The share price for Belite Bio [BLTE] has soared 138.4% since it went public on 29 April. Amylyx Pharmaceuticals [AMLX] gained 76.5% when it launched on 7 January last year, and its share price is up 71.3% since then. The Arcellx [ACLX] share price is up 63.3% since 4 February.
For all the dizzying success some biotechs have enjoyed, the theme has also seen a fair share of setbacks.
Following its September IPO, Third Harmonic [THRD] tanked approximately 75% after its inflammatory skin condition drug showed high levels of liver toxicity, leading to the study being discontinued.
Last year, the special purpose acquisition company (SPAC) bubble burst. During the pandemic, blank cheque companies were seen as a vehicle to easy money and gained popularity among young startups working on innovative medical breakthroughs.

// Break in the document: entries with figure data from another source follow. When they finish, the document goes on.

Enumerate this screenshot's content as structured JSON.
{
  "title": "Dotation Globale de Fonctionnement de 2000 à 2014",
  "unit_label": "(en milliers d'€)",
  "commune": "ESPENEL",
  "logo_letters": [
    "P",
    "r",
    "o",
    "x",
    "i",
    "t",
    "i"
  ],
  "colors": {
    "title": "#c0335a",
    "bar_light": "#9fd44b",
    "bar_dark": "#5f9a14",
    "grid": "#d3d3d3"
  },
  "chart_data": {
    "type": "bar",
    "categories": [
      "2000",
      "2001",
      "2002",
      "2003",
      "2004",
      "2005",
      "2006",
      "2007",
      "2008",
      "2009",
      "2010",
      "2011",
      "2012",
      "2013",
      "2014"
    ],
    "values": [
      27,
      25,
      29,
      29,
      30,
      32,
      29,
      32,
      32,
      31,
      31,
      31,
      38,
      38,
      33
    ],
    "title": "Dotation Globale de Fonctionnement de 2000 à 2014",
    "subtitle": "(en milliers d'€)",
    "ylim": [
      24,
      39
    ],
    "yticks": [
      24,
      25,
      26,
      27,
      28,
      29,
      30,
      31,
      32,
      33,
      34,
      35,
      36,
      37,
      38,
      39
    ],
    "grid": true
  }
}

A SPAC deal to take Intrinsic Medicine public collapsed in December. Blank cheque company Phoenix Biotech [PBAXU] said that it was “extremely impressed” by what Intrinsic Medicine had achieved – it’s leveraging human milk biology to treat gut disorders – but said “current market conditions” just weren’t right.
Funds in focus: First Trust US Equity Opportunities ETF
For investors interested in gaining exposure to the IPO market, IPO ETFs can offer access to some of the more high-profile public debuts of 2022.
The First Trust US Equity Opportunities ETF [FPX] follows the IPOX-100 Index. It holds TPG at a weighting of 1.50%, Mobileye at 1.12%, Corebridge at 0.83%, Credo at 0.30%, Amylyx Pharmaceuticals at 0.25% and Arcellx at 0.12% of assets under management. The fund is down 34.7% in the past 52 weeks.
The Renaissance IPO ETF [IPO] holds Corebridge at a weighting of 0.46%, Mobileye at 0.47% and TPG at 0.49%. The fund is down 55.6% in the past 52 weeks.